Certes, je suis conscient du fait que la polémique, qui ferme l'esprit, peut aussi l'aiguiser. La polémique est un aspect du jeu dialectique « de la vérité ». Je ne propose pas la mort de la polémique. Je pose plutôt la nécessité de l'auto-polémique. Ne sommes-nous pas à nous-mêmes notre meilleur ennemi ? Oui, il faut une pensée toujours en lutte, aiguisée, hors du fourreau, mais contre l'ennemi intérieur ; il faut concevoir ce qu'il y a de juste dans une objection, en même temps qu'on fonce pour découvrir ce qu'il y a de faux.
(Le vif du sujet, p.58, Points/Seuil n°137)
- La pensée ne doit être ni sorcière (agitant un maître-mot), ni souricière (voulant faire entrer la vérité dans une trappe conceptuelle), mais sourcière.
(Le vif du sujet, p.60, Points/Seuil n°137)
- La pensée est la communication intelligente entre l'en deçà et l'au-delà de l'intelligence.
(Le vif du sujet, p.61, Points/Seuil n°137)
- Distinguer sans isoler, mêler sans confondre.
(Le vif du sujet, p.63, Points/Seuil n°137)
- Le plus loin nous est plus intimement proche que le plus près. Le plus loin dans le passé, l'homme archaïque, c'est aussi l'homme fondamental : le plus loin dans le futur, l'anticipation, nous dirige à sa façon vers l'homme fondamental. Le lointain communique avec le profond.
(Le vif du sujet, p.68, Points/Seuil n°137)
- Qu'y a-t-il à l'origine des grandes inventions ? Des rêves...
(Le vif du sujet, p.79, Points/Seuil n°137)
- [...] rien d'important ne se définit par ses frontières [...]
(Le vif du sujet, p.88, Points/Seuil n°137)
- [...] l'amour est devenu la vraie religion de l'individualisme privé moderne.
(Le vif du sujet, p.88, Points/Seuil n°137)
- Les autorités (littéraires, scientifiques, politiques) ne se trompent que sur ce qui est fondamental. Elles apprécient correctement tout ce qui est secondaire.

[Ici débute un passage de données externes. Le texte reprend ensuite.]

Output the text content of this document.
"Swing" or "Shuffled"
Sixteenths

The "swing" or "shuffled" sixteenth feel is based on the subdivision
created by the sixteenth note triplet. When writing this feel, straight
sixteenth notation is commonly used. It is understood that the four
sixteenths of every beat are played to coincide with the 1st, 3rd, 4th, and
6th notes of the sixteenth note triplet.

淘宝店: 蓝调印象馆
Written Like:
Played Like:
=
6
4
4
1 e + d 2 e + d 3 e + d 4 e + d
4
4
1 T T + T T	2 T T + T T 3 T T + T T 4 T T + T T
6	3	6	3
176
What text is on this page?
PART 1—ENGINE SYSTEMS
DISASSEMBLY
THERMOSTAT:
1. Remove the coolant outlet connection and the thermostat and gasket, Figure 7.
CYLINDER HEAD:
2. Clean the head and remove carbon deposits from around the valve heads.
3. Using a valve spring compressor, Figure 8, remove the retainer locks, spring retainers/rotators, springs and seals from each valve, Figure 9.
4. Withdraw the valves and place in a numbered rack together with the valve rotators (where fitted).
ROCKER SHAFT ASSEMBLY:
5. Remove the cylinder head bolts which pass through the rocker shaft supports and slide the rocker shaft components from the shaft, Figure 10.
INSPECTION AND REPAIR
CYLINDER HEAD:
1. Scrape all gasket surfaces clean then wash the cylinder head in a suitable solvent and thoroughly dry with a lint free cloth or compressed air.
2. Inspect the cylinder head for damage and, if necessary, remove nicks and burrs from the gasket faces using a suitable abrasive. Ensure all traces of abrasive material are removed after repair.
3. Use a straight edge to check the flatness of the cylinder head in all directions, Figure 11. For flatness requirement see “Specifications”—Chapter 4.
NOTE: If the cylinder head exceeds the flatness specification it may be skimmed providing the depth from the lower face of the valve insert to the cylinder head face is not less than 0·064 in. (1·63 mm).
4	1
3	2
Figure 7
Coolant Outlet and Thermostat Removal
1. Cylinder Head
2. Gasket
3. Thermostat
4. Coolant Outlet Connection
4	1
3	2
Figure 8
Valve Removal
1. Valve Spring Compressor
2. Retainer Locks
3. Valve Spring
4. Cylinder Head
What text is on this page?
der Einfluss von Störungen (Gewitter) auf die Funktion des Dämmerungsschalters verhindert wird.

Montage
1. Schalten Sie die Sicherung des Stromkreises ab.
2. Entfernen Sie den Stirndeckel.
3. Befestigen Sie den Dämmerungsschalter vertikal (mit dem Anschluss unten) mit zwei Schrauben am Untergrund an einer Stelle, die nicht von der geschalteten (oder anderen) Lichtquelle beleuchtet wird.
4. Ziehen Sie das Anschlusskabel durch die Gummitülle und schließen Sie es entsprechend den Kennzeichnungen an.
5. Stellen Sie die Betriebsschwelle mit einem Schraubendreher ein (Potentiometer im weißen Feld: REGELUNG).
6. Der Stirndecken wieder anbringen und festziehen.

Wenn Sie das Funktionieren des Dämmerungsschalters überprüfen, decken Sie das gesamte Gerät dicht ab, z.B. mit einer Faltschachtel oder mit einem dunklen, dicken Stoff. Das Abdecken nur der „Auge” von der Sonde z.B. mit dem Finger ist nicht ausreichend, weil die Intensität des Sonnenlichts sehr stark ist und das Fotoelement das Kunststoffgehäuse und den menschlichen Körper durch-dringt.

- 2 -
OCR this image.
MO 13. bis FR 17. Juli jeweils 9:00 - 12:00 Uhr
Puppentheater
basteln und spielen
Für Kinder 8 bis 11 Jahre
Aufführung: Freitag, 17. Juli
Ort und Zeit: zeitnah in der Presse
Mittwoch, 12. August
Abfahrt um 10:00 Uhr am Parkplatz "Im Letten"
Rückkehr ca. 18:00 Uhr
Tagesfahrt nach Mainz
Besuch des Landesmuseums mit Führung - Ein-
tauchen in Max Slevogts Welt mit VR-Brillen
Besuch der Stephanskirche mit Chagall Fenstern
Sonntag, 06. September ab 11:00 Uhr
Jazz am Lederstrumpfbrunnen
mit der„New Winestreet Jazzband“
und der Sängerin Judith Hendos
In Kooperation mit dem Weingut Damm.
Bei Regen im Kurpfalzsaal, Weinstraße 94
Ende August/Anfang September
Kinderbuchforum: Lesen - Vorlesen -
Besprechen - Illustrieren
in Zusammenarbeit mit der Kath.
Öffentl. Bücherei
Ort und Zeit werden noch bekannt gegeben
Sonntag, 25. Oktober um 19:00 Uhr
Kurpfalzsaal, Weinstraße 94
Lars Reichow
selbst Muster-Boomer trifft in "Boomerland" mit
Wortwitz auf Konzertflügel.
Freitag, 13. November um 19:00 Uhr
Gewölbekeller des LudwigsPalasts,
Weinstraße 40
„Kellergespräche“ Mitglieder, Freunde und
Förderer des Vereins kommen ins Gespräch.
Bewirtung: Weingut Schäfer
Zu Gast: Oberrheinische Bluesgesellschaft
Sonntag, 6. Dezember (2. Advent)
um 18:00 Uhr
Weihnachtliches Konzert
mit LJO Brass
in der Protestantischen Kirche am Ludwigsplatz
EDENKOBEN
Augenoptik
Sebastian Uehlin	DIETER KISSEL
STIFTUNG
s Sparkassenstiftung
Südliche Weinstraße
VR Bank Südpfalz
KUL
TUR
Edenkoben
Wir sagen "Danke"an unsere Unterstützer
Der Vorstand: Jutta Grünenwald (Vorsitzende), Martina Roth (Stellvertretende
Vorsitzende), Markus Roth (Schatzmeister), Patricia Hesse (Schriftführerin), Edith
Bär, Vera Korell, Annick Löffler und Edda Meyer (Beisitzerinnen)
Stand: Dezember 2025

(Le vif du sujet, p.91, Points/Seuil n°137)
- [...] ouvrir chaque phrase et trouver le suc de la pensée.
(Le vif du sujet, p.98, Points/Seuil n°137)
- [...] il faut accepter l'idée du perdu ; accepter le perdu, le passé perdu, le rêve perdu, les amours perdues, les amis perdus, la vie perdue...
(Le vif du sujet, p.99, Points/Seuil n°137)
- À la différence des romans, qui ne valent que s'ils constituent une oeuvre, certains films ne valent que pour un moment unique, séquence ou image.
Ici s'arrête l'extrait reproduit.